Larry McGuiness rolled over, took the phone from his wife and fumbled it to his good ear.
“Just one more day and it would’ve been the perfect vacation.” Their flight fly back to the states wasn’t until late in the afternoon.
“Yeah,” McGuiness said in a gravelly voice.
“Hate to interrupt your beauty sleep, but we have a case for you to wrap up over there.” The voice of the Chief of Police, his boss, brought him instantly awake.
“Honey, I’m sorry,” he whispered, hopping up to stand at attention beside the bed.
“It figures this is the way our vacation would end.” It was their first vacation in ten years and she understood her husband’s often unpredictable duty requirements.
She wrapped herself in the thick, luxurious bathrobe with the resort logo on the pocket and stormed into the bathroom and slammed the door.
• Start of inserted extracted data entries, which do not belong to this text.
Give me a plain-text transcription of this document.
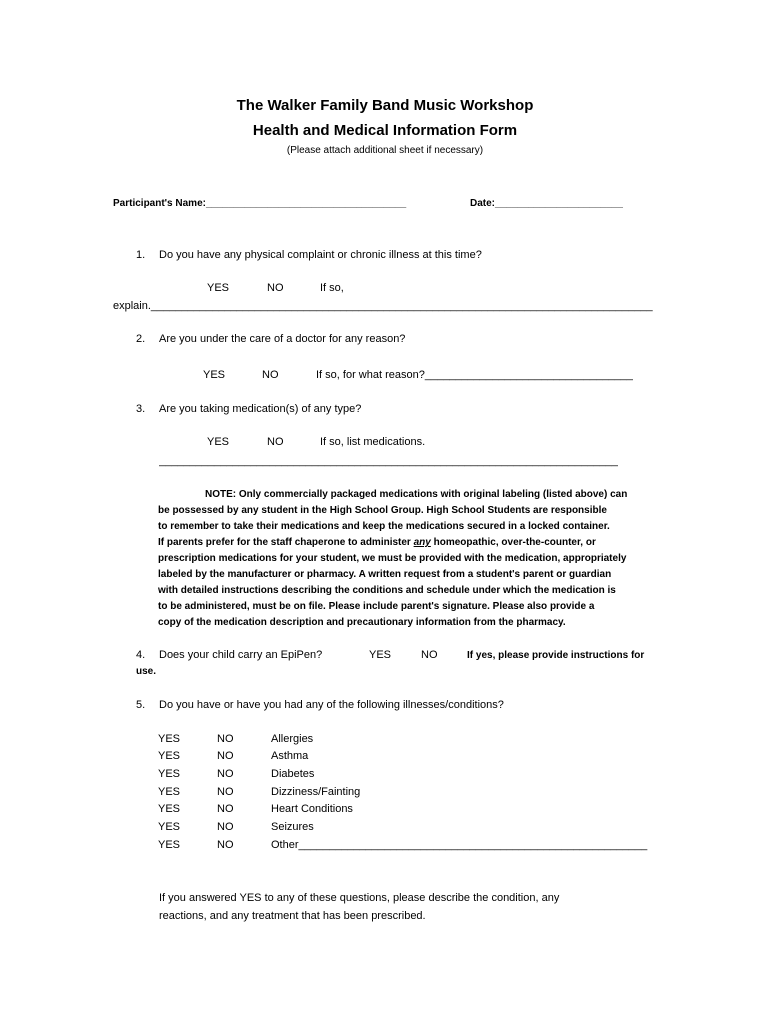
The Walker Family Band Music Workshop
Health and Medical Information Form
(Please attach additional sheet if necessary)
Participant's Name:____________________________________	Date:_______________________
1. Do you have any physical complaint or chronic illness at this time?
YES	NO	If so,
explain.__________________________________________________________________________________
2. Are you under the care of a doctor for any reason?
YES	NO	If so, for what reason?__________________________________
3. Are you taking medication(s) of any type?
YES	NO	If so, list medications.
___________________________________________________________________________
NOTE: Only commercially packaged medications with original labeling (listed above) can
be possessed by any student in the High School Group. High School Students are responsible
to remember to take their medications and keep the medications secured in a locked container.
If parents prefer for the staff chaperone to administer any homeopathic, over-the-counter, or
prescription medications for your student, we must be provided with the medication, appropriately
labeled by the manufacturer or pharmacy. A written request from a student's parent or guardian
with detailed instructions describing the conditions and schedule under which the medication is
to be administered, must be on file. Please include parent's signature. Please also provide a
copy of the medication description and precautionary information from the pharmacy.
4. Does your child carry an EpiPen?	YES	NO	If yes, please provide instructions for
use.
5. Do you have or have you had any of the following illnesses/conditions?
YES	NO	Allergies
YES	NO	Asthma
YES	NO	Diabetes
YES	NO	Dizziness/Fainting
YES	NO	Heart Conditions
YES	NO	Seizures
YES	NO	Other_________________________________________________________
If you answered YES to any of these questions, please describe the condition, any
reactions, and any treatment that has been prescribed.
He could still hear her grumbling through the closed door.
“Yes sir,” he said. “What’s up?” McGuiness’s voice sounded weak from the late night they’d spent in the lounge their last night on the island. He cleared his throat.
“You’re gonna’ love this one,” he said. His voice carried way too much enthusiasm for that hour of the morning.
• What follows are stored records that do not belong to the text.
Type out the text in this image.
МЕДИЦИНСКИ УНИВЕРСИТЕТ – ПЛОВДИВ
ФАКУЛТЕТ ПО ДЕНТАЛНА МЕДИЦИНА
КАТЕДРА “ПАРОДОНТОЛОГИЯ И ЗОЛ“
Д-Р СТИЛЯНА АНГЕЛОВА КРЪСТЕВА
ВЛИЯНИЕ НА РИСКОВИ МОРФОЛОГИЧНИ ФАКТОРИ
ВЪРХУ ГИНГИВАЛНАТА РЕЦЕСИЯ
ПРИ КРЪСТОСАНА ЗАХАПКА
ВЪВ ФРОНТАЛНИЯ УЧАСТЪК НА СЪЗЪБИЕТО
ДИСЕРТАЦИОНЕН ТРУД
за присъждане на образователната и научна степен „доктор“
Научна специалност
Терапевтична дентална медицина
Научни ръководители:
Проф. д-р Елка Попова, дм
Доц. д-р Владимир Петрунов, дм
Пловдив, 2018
“It’s an open and shut case. The perfect end to your slack time.” The line crackled. McGuiness groaned in his head.
“A piece of Cake.” The Chief said that far too often. It was rarely true. Nothing in his line of work ever was.
“This isn’t even our jurisdiction.”
“Like I said, you’re already there. This little job will set me even with the Constable,” the Chief continued. “I don’t like owing people favors.”
McGuiness kept his mouth shut. He knew more than he liked about the Chief and favors.
“You’ll be back stateside in no time.”
According to the Chief, the Jamaican Constabulary Force had called for help from their American counterparts for two reasons: Their investigative unit was swamped with a barrage of homicides over the weekend. With three murders routinely committed per shift the JCF chalked up the suicide of an American as little consequence. But there were protocols and the Constable was required to follow them.
Far more pressing than a barrage of unexplained deaths of their own citizens, the delegation of dignitaries expected an exhibition of their new Constable Homicide Counter Terrorism Unit followed by a Parliamentarian Parade down Main street. This would tie up most of the JCF staff with demonstrations of field training prowess to seated men wearing fancy medals.
“We’ll let your highly skilled U.S. detectives handle the grunt work,” the Constable remarked to the Chief. He knew the Constable would probably claim their reports on the investigation as his own work and send the paperwork to the local Deputy Commissioner.
With one phone, call the Chief called an end to McGuiness’ vacation and sent his family home without him.
McGuiness was the first of the Americans to arrive at the site. He pulled aside the room-darkening curtains spanning the east wall of the room and looked outside. Beyond the small yard was a spectacular view of the Atlantic Ocean. He watched sea oats sway lazily back and forth with the gentle ocean breeze. With a gloved hand, he flipped open the window latch and slid the window open. The breeze rushed in filling the room with the fragrance of jasmine and sea salt. It was a welcome dilution to the smell of death that lingered. He moved to the other side of the room and opened the glass doors that led to a balcony.
“Has anyone checked the grounds?” McGuiness asked looking down into the grass below.
“Two uniformed officers are out there now,” his second in command answered.
An archway led from the living room into the den where the victim’s widow sat on a leather couch hunched over with her head nearly in her lap. Scattered on the floor at her feet was a collection of used and crumpled tissues. She pressed a soggy tissue to her face, grimaced, and reached toward the empty tissue box on the coffee table. McGuiness pulled his handkerchief out of his pocket and held it out to her. He’d noticed a pile of shopping bags strewn in an untidy pile on his way into the room. She’d clearly been out most of the morning shopping. The bags brimmed with boxes of shoes, clothing and purses.
He sat on the edge of the coffee table in front of her and waited for her to talk.